American Puritanism alert!
Get this. They played the Super Bowl last weekend and the Rolling Stones were the halftime show. The Stones, the NFL, and the TV network agreed that expletives would be bleeped, and so when they sang the words "cock" and "come," there was a two-second cutout for each one. The Barcelona press, La Vanguardia and El Periodico, is screaming censorship and blasting Yankee puritanism. This was, of course, much bigger news than the football game itself.
Look, people, millions of viewers watch the Super Bowl every year and some of them are offended by such language. Therefore, such language was not included in the show. Since the Stones agreed that the line "You'd make a dead man come" is not very appropriate in the middle of a football stadium or a national TV broadcast, I don't see what the problem is.
Another thing is that this little incident has nothing to do with "censorship," a word that the local intellectuals like to throw around. "Censorship" is when the government exercises prior restraint to prohibit certain ideas from being expressed. This was a private agreement made between a rock band, a sports league, and a TV network.
Also, "You'd make a dead man come" is not precisely the sort of message the founding fathers had in mind when they established the First Amendment to the US constitution, which prohibits Congress from making laws that would interfere with the freedom of speech or the press. I think they were thinking about Tom Paine, Edmund Burke, Rousseau, and Locke.

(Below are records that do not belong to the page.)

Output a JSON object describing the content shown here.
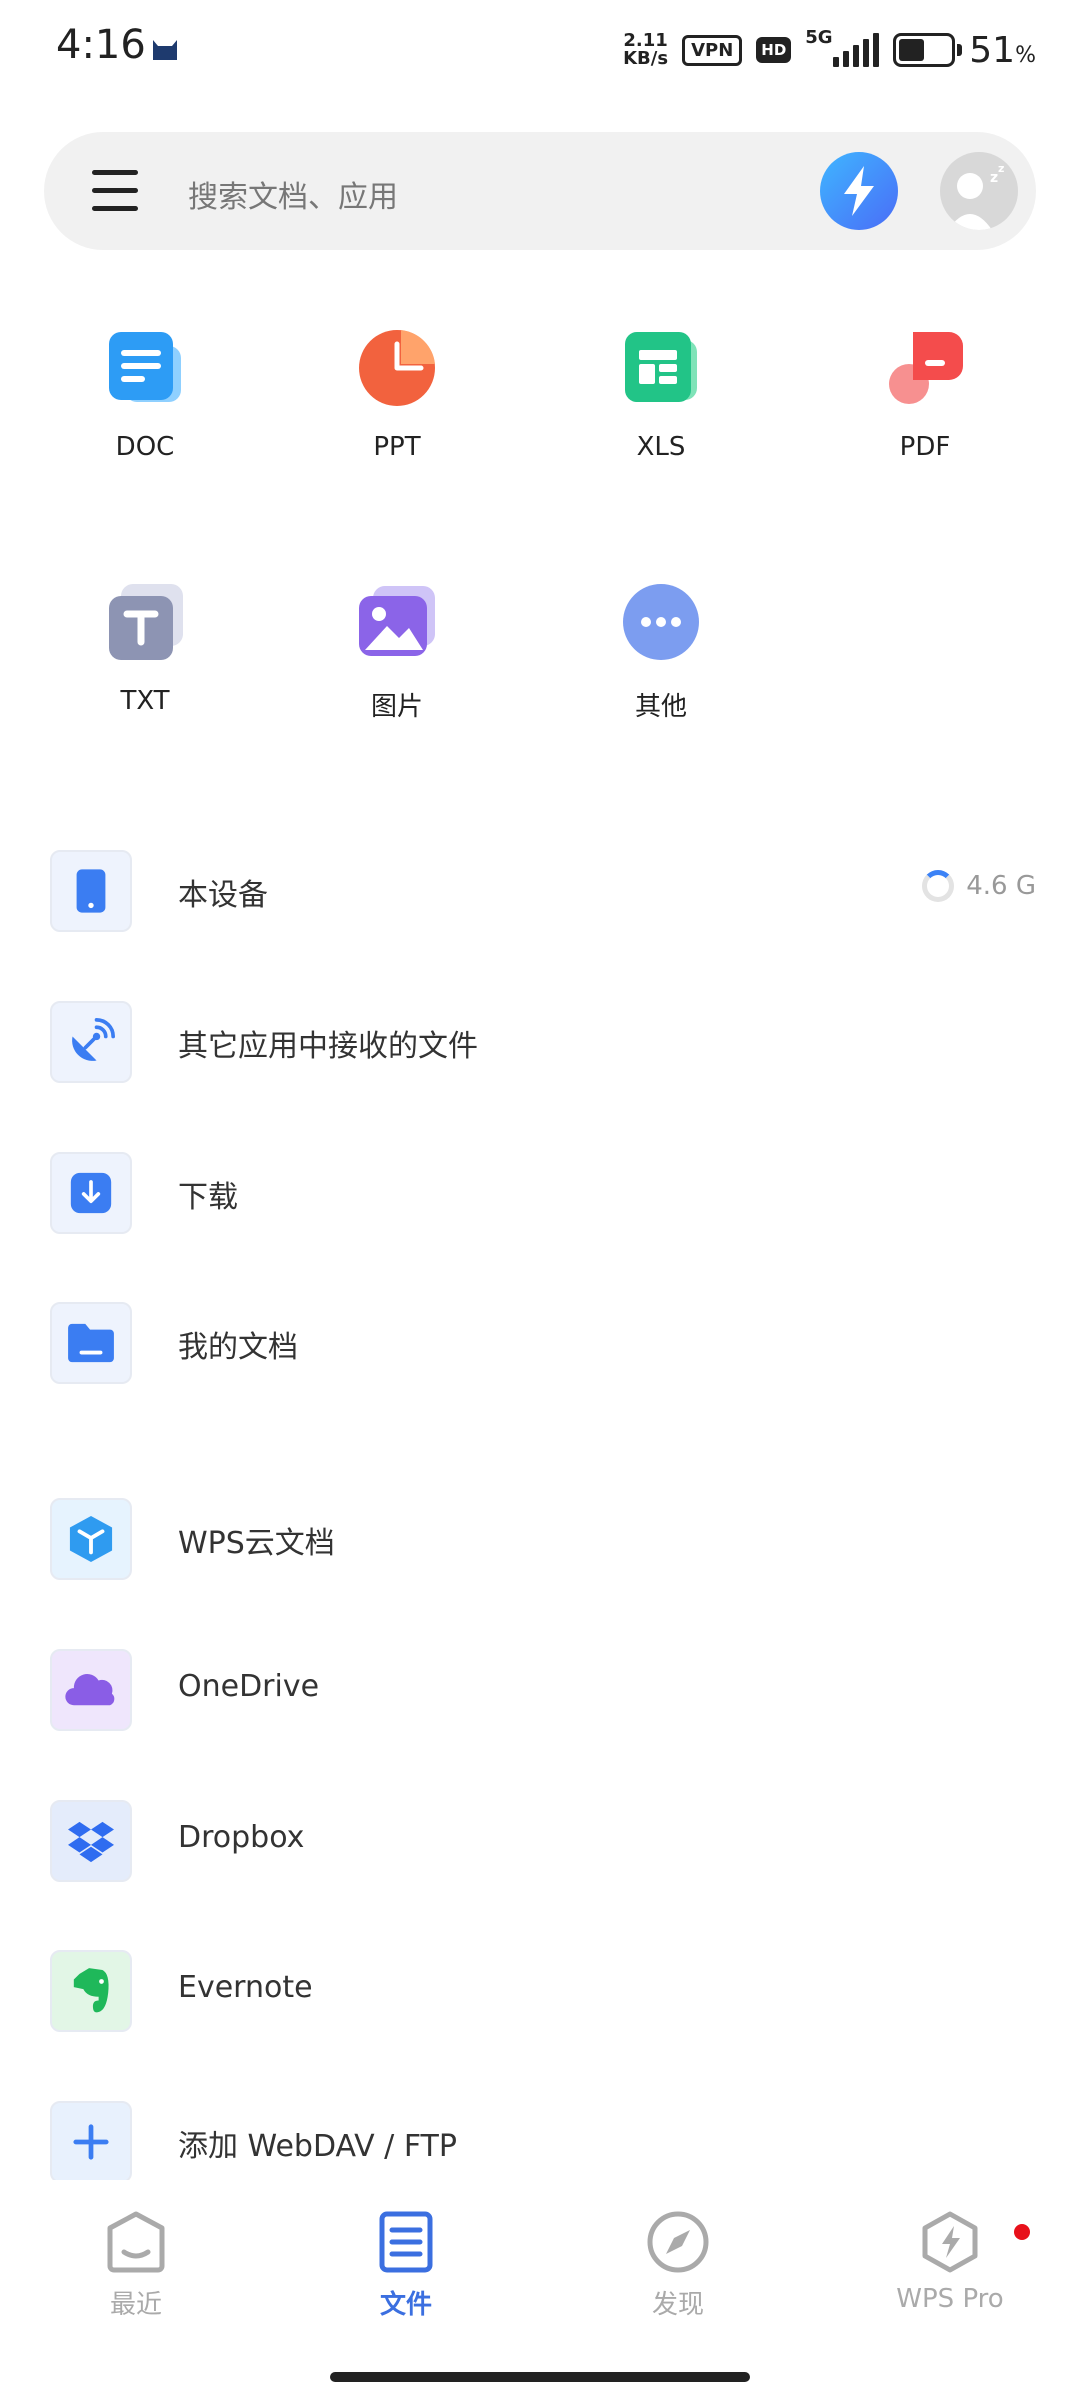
{
  "status_bar": {
    "time": "4:16",
    "net_speed_value": "2.11",
    "net_speed_unit": "KB/s",
    "vpn": "VPN",
    "hd": "HD",
    "network": "5G",
    "battery_percent": "51",
    "battery_unit": "%",
    "battery_level": 0.51
  },
  "search": {
    "placeholder": "搜索文档、应用"
  },
  "categories": [
    {
      "label": "DOC",
      "icon": "doc-icon"
    },
    {
      "label": "PPT",
      "icon": "ppt-icon"
    },
    {
      "label": "XLS",
      "icon": "xls-icon"
    },
    {
      "label": "PDF",
      "icon": "pdf-icon"
    },
    {
      "label": "TXT",
      "icon": "txt-icon"
    },
    {
      "label": "图片",
      "icon": "image-icon"
    },
    {
      "label": "其他",
      "icon": "more-icon"
    }
  ],
  "locations": [
    {
      "label": "本设备",
      "icon": "phone-icon",
      "storage": "4.6 G"
    },
    {
      "label": "其它应用中接收的文件",
      "icon": "satellite-icon"
    },
    {
      "label": "下载",
      "icon": "download-icon"
    },
    {
      "label": "我的文档",
      "icon": "folder-icon"
    }
  ],
  "cloud": [
    {
      "label": "WPS云文档",
      "icon": "wps-cloud-icon"
    },
    {
      "label": "OneDrive",
      "icon": "onedrive-icon"
    },
    {
      "label": "Dropbox",
      "icon": "dropbox-icon"
    },
    {
      "label": "Evernote",
      "icon": "evernote-icon"
    },
    {
      "label": "添加 WebDAV / FTP",
      "icon": "add-icon"
    }
  ],
  "bottom_nav": [
    {
      "label": "最近",
      "icon": "recent-icon",
      "active": false
    },
    {
      "label": "文件",
      "icon": "file-icon",
      "active": true
    },
    {
      "label": "发现",
      "icon": "compass-icon",
      "active": false
    },
    {
      "label": "WPS Pro",
      "icon": "wps-pro-icon",
      "active": false
    }
  ],
  "colors": {
    "accent": "#3b6fe0",
    "notification_dot": "#e8101a"
  }
}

In the wake of Pepe Rubianes's statements on Catalan TV, which were more offensive than the silly cartoons that the Islamists are getting worked up about, and much more offensive than "You'd make a dead man come," I bet they wish they'd bleeped some of the things he said.
Let me also point out that standards have changed considerably over the years. Mick Jagger would definitely not have been allowed to sing "Satisfaction" at the first Super Bowl in 1967. Isn't that a sign of how over-the-hill the Stones are? Their biggest hit is now 41 years old, and they haven't made a decent album since Tattoo You in 1981, 25 years ago. They're exactly the kind of safe middle-of-the road act that gets to play the Super Bowl. Remember the old satanic drug-addled tough-guy Stones of the 1960s? It was all an act in the first place, and it's very old now.
Finally, my biggest question is why should people in Spain care whether the Rolling Stones sing "You'd make a dead man come" or not during an American football game? Get this, it's El Periodico's daily survey on the newspaper's online edition. So far today about 1500 people have voted, with 43% agreeing that the Stones were correct in consenting to the two-second cutouts and 41% disagreeing, while 16% didn't care.